Amarjit Singh Atwal, in the east midlands, wrote:

“The community established a food bank”

for

“rough sleepers. Before the pandemic it was an average of 80 meals a week. During the pandemic this increased to 300 per week. The community also provided PPE to the local health trust.”

Nick, from Christians Against Poverty, wrote of supporting

“families with debt problems over the last year, albeit by telephone rather than face to face…working successfully to get families debt free.”

I pay tribute to John Kirkby, the remarkable founder of Christians Against Poverty, who announced yesterday that he is to step down after 25 years.

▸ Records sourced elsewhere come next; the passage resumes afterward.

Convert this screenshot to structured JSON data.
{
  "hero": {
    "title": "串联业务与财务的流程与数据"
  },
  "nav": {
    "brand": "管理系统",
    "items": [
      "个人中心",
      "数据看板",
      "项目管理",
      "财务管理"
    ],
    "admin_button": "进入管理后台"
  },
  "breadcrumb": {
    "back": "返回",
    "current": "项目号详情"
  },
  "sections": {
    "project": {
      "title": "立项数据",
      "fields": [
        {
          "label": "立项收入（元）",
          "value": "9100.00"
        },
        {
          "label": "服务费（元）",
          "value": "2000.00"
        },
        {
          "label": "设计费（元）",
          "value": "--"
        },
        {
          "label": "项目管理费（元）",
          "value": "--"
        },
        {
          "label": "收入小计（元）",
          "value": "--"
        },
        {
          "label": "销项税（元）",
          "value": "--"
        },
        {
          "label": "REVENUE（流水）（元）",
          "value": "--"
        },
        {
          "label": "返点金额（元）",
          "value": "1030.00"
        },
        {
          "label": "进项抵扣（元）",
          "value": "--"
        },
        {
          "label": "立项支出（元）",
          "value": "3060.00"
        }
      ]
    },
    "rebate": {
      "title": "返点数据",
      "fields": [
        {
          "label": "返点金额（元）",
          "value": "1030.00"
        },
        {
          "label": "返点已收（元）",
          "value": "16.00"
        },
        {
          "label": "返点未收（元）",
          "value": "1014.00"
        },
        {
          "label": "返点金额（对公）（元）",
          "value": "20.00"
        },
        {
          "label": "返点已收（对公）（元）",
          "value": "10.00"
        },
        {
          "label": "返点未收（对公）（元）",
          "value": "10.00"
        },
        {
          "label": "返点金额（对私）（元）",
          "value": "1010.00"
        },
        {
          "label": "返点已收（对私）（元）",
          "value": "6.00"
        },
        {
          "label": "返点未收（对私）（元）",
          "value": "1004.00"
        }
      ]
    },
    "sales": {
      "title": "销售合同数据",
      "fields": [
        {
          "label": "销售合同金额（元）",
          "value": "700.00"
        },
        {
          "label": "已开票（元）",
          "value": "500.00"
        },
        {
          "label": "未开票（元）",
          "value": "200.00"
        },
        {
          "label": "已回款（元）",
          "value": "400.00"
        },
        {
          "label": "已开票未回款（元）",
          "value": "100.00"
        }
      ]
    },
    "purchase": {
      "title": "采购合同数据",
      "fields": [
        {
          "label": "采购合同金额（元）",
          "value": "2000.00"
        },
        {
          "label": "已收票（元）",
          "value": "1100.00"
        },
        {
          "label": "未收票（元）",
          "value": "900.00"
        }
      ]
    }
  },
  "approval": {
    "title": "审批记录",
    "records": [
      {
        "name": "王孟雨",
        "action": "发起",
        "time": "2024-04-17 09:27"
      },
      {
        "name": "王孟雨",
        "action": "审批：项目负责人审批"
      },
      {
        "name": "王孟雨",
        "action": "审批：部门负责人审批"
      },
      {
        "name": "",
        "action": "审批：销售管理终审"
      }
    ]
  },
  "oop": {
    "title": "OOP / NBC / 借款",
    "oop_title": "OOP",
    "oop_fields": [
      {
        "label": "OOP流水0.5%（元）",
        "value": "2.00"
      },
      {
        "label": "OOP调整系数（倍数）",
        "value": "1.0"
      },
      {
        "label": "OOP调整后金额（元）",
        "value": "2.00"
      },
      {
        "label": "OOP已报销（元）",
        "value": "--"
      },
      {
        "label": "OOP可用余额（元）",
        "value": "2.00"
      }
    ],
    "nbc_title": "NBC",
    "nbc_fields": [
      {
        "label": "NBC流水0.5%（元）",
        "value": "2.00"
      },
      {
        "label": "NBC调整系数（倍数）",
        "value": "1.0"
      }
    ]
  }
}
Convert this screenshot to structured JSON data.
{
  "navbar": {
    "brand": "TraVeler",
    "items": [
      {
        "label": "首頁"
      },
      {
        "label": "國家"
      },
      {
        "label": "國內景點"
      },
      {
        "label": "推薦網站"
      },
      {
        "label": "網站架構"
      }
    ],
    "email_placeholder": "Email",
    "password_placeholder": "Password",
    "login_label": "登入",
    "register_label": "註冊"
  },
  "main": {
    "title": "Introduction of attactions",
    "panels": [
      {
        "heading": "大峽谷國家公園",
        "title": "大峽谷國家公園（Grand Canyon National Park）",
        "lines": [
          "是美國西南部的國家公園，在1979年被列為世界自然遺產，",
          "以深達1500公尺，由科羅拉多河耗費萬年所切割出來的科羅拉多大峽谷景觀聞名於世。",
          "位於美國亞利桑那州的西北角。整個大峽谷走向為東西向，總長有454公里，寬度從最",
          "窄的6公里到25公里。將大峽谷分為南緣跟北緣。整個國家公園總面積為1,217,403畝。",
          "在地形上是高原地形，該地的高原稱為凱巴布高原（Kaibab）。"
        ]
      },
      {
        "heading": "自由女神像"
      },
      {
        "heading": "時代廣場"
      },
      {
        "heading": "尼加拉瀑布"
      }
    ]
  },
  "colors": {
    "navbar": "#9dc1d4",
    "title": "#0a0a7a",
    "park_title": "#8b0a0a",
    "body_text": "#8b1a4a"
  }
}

I hope the Minister will join me in thanking faith groups for their efforts in supporting communities during the pandemic. I welcome his responses on behalf of his Department to the recommendations in our report—appointing a faith commissioner, promoting the faith covenant, developing and distributing a toolkit, and establishing a faiths advisory council. There is still a widely held view that religious faith is on the way out, irrelevant, maybe harmful to community wellbeing. The reality is that in this decade, and as has become so clear in the past year, it has been the faith groups that, uniquely, have had both the motivation and the resources to step forward and help. Those have not been found anywhere else. We need to learn the lesson from that and enable faith groups and faith-based organisations to make their full contribution in the years ahead.